In this fork I have written a module for rational polynomials on the mod some prime number field F. The functions and tests were created as an extension of fmpz_mpoly_q module but for the finite field F.

[fredrik-johansson]

These should go further down, by the other polynomial types.

[fredrik-johansson]

This test is redundant. The test for monic denominator below suffices.

[fredrik-johansson]

I'd just use && here.

[fredrik-johansson]

This function can be removed in favor of _fmpz_vec_content_chained (yes, I realize that it is copied from fmpz_mpoly_q.h where the same applies).

[fredrik-johansson]

Actually, I'm confused about why this function is needed at all for fmpz_mod_mpoly_q. Surely extracting integer GCDs does nothing since we are over a field and normalize the denominator to be monic in the end?

[andrii302]

You are correct, I have just realized that I don't need gcd's for the coeff's at all. I am removing it from the code right now.

[andrii302]

There's a new commit where I made all the requested changes, fixed the incorrect/missing _clear statements and got rid of any use of GCD for the coefficients.

[fredrik-johansson]

You don't need a full canonicalisation here, because you already know that the numerator and denominator are coprime. Just need to make the denominator monic.

[fredrik-johansson]

So this should be if (!fmpz_is_one(fmpz_mod_mpoly_q_denref(res)->coeffs)) ... make monic.

[fredrik-johansson]

I don't think this branch can be reached. If the denominator is a constant, it should be 1.

[fredrik-johansson]

There are many branches throughout the code where you check fmpz_mod_mpoly_is_fmpz(den, ...). But in all such cases den will necessarily be 1 for canonicalised inputs, so you can just check fmpz_mod_mpoly_is_one instead and then simplify the calculations.

[andrii302]

The latest commit deals with the commented parts + added tests for gr_fmpz_mod_mpoly_q module. The functions were also simplified on one part, and made sure to output the canonical form quolynomial on another.

[fredrik-johansson]

is_field should be true

[fredrik-johansson]

is_finite_characteristic should be true

[fredrik-johansson]

This looks quite good now. Just some minor things to fix:

• Correct the is_field and is_finite_characteristic predicates.

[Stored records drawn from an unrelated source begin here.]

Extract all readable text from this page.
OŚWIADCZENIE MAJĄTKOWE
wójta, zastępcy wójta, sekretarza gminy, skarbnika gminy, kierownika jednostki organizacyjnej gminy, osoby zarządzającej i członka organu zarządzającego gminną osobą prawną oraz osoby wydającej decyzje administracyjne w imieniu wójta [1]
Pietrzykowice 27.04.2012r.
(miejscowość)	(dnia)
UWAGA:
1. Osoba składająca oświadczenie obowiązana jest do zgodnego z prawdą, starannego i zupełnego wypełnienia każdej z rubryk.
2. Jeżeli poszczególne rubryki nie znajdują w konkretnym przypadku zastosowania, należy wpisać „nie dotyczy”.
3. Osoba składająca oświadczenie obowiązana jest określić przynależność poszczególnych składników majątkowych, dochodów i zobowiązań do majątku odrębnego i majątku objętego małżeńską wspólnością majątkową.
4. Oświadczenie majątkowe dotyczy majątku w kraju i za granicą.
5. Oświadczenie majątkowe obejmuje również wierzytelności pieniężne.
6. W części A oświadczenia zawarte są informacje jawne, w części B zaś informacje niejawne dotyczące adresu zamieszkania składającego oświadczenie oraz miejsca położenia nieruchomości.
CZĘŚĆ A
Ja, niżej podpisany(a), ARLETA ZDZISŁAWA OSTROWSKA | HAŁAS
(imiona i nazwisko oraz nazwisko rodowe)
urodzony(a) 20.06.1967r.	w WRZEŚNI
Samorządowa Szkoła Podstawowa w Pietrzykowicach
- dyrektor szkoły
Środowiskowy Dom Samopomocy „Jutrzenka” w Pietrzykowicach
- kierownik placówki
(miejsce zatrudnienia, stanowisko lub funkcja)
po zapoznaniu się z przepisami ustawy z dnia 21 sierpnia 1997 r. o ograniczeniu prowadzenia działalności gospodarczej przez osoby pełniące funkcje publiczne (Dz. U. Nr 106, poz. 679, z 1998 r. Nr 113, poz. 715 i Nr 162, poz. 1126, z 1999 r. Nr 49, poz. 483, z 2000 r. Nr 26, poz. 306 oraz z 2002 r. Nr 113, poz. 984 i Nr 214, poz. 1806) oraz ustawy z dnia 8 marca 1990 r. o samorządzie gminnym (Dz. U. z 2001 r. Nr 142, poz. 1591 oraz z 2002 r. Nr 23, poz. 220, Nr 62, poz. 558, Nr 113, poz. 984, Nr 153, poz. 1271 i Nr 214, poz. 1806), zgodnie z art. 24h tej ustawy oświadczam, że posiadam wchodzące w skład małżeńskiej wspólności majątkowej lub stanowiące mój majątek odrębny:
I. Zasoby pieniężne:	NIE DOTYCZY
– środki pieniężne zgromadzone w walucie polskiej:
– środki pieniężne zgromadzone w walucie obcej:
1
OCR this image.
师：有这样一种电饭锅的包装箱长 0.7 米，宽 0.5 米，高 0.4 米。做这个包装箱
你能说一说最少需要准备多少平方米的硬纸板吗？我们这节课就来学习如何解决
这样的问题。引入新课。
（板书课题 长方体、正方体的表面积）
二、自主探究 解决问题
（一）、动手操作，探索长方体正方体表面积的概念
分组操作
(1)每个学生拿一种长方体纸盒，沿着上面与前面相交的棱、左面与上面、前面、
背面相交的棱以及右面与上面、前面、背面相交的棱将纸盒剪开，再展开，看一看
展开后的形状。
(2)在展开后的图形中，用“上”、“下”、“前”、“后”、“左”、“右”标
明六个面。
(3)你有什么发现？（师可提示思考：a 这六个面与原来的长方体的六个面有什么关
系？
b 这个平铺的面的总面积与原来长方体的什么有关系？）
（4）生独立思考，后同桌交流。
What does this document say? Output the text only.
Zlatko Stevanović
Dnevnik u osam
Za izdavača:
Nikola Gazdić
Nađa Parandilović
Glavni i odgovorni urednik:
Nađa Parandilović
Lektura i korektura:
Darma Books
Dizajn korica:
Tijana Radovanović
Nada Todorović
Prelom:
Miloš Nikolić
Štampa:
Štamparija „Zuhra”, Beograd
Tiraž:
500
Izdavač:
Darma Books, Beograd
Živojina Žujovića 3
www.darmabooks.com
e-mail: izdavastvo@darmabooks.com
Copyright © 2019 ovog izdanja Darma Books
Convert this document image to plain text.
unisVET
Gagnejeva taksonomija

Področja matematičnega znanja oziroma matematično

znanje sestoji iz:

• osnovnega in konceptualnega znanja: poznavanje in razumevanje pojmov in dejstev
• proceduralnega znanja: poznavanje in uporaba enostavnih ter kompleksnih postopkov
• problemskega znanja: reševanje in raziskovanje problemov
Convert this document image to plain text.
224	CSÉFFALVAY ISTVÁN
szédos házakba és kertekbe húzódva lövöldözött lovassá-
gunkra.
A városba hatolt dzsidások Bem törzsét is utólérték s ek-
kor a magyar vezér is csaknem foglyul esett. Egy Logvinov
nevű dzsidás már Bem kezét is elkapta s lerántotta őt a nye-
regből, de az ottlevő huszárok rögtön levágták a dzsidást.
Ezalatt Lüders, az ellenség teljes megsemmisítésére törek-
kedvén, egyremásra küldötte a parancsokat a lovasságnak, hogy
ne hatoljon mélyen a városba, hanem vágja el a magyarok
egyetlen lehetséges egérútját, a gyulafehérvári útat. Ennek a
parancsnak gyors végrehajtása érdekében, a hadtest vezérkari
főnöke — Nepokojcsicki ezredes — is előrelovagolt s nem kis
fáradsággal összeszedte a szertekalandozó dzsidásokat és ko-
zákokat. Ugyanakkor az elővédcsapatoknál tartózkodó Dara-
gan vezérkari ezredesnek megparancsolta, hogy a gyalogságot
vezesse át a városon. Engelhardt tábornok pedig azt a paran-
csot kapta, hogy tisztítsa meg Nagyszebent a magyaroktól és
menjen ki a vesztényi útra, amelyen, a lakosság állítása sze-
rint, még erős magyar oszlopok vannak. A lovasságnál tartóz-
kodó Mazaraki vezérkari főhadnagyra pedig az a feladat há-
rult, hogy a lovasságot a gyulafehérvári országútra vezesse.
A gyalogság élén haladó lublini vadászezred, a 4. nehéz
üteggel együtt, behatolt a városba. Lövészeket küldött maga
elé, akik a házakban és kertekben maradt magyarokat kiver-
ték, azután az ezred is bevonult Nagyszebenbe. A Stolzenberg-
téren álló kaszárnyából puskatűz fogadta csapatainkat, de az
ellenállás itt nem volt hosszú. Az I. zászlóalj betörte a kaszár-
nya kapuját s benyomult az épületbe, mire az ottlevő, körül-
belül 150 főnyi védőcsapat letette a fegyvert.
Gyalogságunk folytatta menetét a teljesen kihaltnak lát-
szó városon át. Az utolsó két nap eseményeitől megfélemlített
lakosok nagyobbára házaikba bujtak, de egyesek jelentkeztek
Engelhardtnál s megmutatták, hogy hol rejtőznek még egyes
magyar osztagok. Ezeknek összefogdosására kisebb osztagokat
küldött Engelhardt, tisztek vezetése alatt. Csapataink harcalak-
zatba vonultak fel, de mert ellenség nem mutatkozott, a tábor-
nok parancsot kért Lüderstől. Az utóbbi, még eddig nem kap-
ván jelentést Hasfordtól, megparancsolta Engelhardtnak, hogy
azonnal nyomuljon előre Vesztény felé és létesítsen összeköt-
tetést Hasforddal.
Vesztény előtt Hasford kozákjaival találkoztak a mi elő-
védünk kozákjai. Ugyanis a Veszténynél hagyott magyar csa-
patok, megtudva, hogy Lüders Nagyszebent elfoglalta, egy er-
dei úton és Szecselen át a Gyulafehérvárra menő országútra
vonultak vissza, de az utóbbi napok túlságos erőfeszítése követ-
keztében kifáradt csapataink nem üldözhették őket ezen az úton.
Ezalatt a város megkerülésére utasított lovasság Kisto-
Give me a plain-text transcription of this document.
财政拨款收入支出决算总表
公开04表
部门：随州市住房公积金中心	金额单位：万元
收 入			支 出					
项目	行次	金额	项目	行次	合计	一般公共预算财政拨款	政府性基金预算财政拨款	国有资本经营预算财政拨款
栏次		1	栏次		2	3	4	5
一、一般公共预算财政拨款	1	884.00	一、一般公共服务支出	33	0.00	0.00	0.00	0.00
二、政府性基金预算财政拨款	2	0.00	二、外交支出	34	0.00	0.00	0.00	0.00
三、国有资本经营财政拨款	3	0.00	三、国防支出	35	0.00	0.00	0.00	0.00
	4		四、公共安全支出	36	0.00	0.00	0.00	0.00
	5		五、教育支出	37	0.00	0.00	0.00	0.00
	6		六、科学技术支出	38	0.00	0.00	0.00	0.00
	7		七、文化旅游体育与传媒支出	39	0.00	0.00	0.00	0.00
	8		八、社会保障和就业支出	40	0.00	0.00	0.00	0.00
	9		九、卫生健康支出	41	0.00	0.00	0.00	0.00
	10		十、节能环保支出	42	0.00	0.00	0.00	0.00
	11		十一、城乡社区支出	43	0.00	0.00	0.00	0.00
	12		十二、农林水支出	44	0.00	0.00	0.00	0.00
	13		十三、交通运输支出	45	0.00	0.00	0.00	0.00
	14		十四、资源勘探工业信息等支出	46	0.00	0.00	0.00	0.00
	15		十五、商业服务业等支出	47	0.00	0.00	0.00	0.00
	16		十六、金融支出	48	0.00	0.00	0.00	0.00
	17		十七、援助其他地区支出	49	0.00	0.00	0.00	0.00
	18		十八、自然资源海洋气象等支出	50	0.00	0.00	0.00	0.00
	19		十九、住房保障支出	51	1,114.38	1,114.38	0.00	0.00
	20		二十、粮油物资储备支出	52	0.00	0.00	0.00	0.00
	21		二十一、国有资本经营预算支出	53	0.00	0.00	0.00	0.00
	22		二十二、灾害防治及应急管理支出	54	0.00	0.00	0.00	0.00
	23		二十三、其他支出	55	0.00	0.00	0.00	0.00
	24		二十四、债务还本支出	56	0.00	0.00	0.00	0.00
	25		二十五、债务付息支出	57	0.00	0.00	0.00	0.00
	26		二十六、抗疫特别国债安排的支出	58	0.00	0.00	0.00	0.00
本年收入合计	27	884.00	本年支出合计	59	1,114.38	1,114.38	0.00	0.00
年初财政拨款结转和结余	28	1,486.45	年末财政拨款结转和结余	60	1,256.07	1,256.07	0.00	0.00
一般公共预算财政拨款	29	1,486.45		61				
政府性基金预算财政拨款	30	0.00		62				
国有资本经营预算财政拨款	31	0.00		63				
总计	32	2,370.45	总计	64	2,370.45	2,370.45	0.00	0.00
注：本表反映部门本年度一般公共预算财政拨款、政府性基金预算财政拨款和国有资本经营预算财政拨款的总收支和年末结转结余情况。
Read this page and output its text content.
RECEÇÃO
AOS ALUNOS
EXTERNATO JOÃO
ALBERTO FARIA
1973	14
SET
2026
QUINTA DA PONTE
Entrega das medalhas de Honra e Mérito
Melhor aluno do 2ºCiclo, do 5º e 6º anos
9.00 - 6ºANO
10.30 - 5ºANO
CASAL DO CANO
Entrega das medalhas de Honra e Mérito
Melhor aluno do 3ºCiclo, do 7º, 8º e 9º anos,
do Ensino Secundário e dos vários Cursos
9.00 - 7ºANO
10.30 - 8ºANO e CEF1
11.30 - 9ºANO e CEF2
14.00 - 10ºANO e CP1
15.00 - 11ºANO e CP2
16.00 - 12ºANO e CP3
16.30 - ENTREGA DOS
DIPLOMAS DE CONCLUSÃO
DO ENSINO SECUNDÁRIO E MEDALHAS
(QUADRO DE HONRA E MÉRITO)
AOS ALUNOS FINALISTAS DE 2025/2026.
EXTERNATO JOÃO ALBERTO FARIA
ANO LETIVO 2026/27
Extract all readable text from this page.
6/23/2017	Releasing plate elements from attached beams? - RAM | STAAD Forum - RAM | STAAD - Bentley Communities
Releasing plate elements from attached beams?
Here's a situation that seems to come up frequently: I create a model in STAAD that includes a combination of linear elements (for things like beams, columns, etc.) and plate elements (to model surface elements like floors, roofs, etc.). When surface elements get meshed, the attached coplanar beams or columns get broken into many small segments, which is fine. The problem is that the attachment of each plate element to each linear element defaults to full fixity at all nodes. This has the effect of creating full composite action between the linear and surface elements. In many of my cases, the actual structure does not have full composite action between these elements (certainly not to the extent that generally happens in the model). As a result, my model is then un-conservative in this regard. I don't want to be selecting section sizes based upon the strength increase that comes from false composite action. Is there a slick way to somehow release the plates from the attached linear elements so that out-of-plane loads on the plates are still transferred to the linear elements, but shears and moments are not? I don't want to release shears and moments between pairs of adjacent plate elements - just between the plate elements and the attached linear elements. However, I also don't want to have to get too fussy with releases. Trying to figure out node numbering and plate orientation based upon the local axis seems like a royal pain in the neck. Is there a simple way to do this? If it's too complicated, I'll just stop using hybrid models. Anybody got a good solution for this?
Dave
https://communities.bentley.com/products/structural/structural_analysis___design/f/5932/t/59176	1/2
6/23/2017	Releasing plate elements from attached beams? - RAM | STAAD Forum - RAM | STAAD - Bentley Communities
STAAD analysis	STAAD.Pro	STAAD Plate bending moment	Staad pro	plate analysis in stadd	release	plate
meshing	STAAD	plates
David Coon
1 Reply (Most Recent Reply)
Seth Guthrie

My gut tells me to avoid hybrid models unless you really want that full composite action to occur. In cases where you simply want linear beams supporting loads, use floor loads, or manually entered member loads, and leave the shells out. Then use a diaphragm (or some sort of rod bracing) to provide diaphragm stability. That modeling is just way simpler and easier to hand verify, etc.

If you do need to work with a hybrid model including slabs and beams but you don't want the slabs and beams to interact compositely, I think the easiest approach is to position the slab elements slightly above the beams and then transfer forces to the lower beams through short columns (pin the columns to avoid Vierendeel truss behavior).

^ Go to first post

• Add your name to the copyright headers. No need to do this for files where you only made a small edit to existing code, but at least do it for fmpz_mod_mpoly_q.h and fmpz_mod_mpoly_q/*.c.

• Document gr_ctx_init_fmpz_mod_mpoly_q in gr_domains.rst.

• I suggest adding a comment both in fmpz_mod_mpoly_q.rst and in the documentation line for gr_ctx_init_fmpz_mod_mpoly_q to the effect "The user is responsible for verifying that m is prime. Composite m will lead to undefined behavior."

Once these are fixed, I will do one more careful reading of the code before merging.

[fredrik-johansson]

I'm a bit concerned by the fact that quite a few lines in the arithmetic operations don't have test coverage according to codecov. It should be close to 100% (compare https://app.codecov.io/gh/flintlib/flint/tree/main/src%2Ffmpz_mpoly_q). Either there are still some redundant branches, or the randtest function needs to be improved, or the test code needs modifying in some way.

[fredrik-johansson]

In add and sub for example you have the conditional

    if (fmpz_mod_is_one(y_den->coeffs, ctx->ffinfo))
    {

which will always be true since y is in canonical form.

[fredrik-johansson]

In set_fmpq, add_fmpq etc. you need error handling for the case where the modulus divides the denominator.

[andrii302]

The required fixes to the code and documentation were made. The only parts in add and sub unreachable by tests that were left, were for the case when y_den==x_den and GCD(res_num, x_den)!=1, which is mathematically possible, but simply too improbable for the tests. In general the coverage must be significantly better now.